EXTRAS Put Knight’s interview at the top of your list. He had finished his Oscar-nominated screenplay for “Dirty Pretty Things” (2002) when BBC Films asked about another collaboration. “Eastern Promises’ ” starting point was an earlier visit to a Russian cigar bar in New York and Knight’s conversation with its amiable, well-read owner. It’s when “his people” started arriving – men in black leather coats and women in furs – that Knight realized he was a gangster. “The Russian mafia is totally different from the Italian. There’s some lyrical about it and something sort of tragic,” he says. “I wanted to write a story that encompassed that.” When he was done, he met Cronenberg in Toronto, where they had booked a room for three days to go over the script. They ended up meeting for just two hours. “There was very little redrafting. David has a particular mood in what he does. It’s reality knocked on edge a little bit.”

(1) Semyon and Nikolai have a discussion about the reckless Kirill. (2) Even though he puts himself at risk, Stepan cannot hide his dislike for Nikolai. (3) Anna gives the diary to Nikolai, who later hands it to Semyon. (4&5) Hoping to find Christine’s family, Anna continues to search for answers to the life of Tatiana.

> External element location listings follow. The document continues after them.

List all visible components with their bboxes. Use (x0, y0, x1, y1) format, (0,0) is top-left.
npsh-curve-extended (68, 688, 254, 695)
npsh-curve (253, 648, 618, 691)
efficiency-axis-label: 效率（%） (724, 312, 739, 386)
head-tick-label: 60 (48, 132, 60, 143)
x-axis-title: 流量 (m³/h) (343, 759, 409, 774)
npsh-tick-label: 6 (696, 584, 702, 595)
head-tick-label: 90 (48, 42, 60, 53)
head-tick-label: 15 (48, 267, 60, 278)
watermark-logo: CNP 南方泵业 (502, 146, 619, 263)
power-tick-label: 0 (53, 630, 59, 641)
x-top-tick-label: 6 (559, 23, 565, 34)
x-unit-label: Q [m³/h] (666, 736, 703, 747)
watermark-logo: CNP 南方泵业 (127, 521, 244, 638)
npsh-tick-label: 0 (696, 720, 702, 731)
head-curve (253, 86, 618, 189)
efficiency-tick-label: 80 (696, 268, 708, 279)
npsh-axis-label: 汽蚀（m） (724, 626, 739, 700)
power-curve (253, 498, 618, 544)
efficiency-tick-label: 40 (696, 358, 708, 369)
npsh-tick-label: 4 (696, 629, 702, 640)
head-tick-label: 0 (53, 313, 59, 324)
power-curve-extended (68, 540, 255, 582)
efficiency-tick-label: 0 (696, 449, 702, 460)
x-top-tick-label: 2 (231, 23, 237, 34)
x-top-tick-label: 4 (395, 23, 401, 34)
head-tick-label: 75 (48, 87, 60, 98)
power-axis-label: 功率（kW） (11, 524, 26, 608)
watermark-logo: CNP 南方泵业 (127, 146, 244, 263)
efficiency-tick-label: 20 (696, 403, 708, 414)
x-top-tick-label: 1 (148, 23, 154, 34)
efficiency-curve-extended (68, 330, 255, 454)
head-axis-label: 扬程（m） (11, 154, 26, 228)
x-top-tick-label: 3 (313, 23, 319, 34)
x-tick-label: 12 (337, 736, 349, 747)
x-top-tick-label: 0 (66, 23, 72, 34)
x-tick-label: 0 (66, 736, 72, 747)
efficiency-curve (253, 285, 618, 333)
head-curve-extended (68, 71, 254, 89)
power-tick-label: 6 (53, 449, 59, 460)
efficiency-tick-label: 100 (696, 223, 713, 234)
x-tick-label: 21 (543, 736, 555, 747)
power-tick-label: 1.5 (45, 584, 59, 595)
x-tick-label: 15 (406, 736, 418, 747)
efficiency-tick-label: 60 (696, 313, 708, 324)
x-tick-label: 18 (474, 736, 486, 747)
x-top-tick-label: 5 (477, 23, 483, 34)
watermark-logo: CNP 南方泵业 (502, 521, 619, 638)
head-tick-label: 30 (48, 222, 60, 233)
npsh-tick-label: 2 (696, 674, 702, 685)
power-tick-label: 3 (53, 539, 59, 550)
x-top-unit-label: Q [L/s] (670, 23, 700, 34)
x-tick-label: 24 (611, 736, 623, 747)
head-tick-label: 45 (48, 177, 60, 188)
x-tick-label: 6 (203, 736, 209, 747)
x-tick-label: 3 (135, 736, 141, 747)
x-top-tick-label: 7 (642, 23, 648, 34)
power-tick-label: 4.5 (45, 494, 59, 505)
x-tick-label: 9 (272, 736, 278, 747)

Nikolai has become her guardian angel.

“Two Guys Walk into a Bath House,” about the movie’s most-discussed sequence, a graphic fight between Nikolai and two Chechen hitmen, is another must-see. Cronenberg says he and production designer Carol Spier found a bath house in London they liked, so they built their own. The idea was to create spaces that were interconnected so the action could flow rather than getting stuck a corner. Cronenberg adds that Mortensen’s willingness to do the scene nude “freed me up instead of worrying about not showing too much. It adds so much because of Viggo’s vulnerability in the movie. You can really identify with that.” Other features – except for “Birthmarks,” all are carryovers – include “Marked for Life” and “Watts on Wheels,” and trailers. “My desire always is to make a complex, textured film that you can see many times and will stay with you and not be a consumer item that’s gone two hours after you see it,” Cronenberg says in “Secrets and Stories.” As noted, “Eastern Promises” is made to order, and then some. Craig Shapiro and Bill Kelley III, High-Def Watch producer

(1)Nikolai’s tattoos tell his life story as he’s questioned before becoming a member of the Vory v Zakone. (2) In the movie’s most-discussed sequence, Nikolai is attacked by Chechen hitmen in a London bathhouse. (3&4) Anna watches over him as he recovers. They later say goodbye after rescuing Christine. (5) As the movie ends, Nikolai is at a crossroads.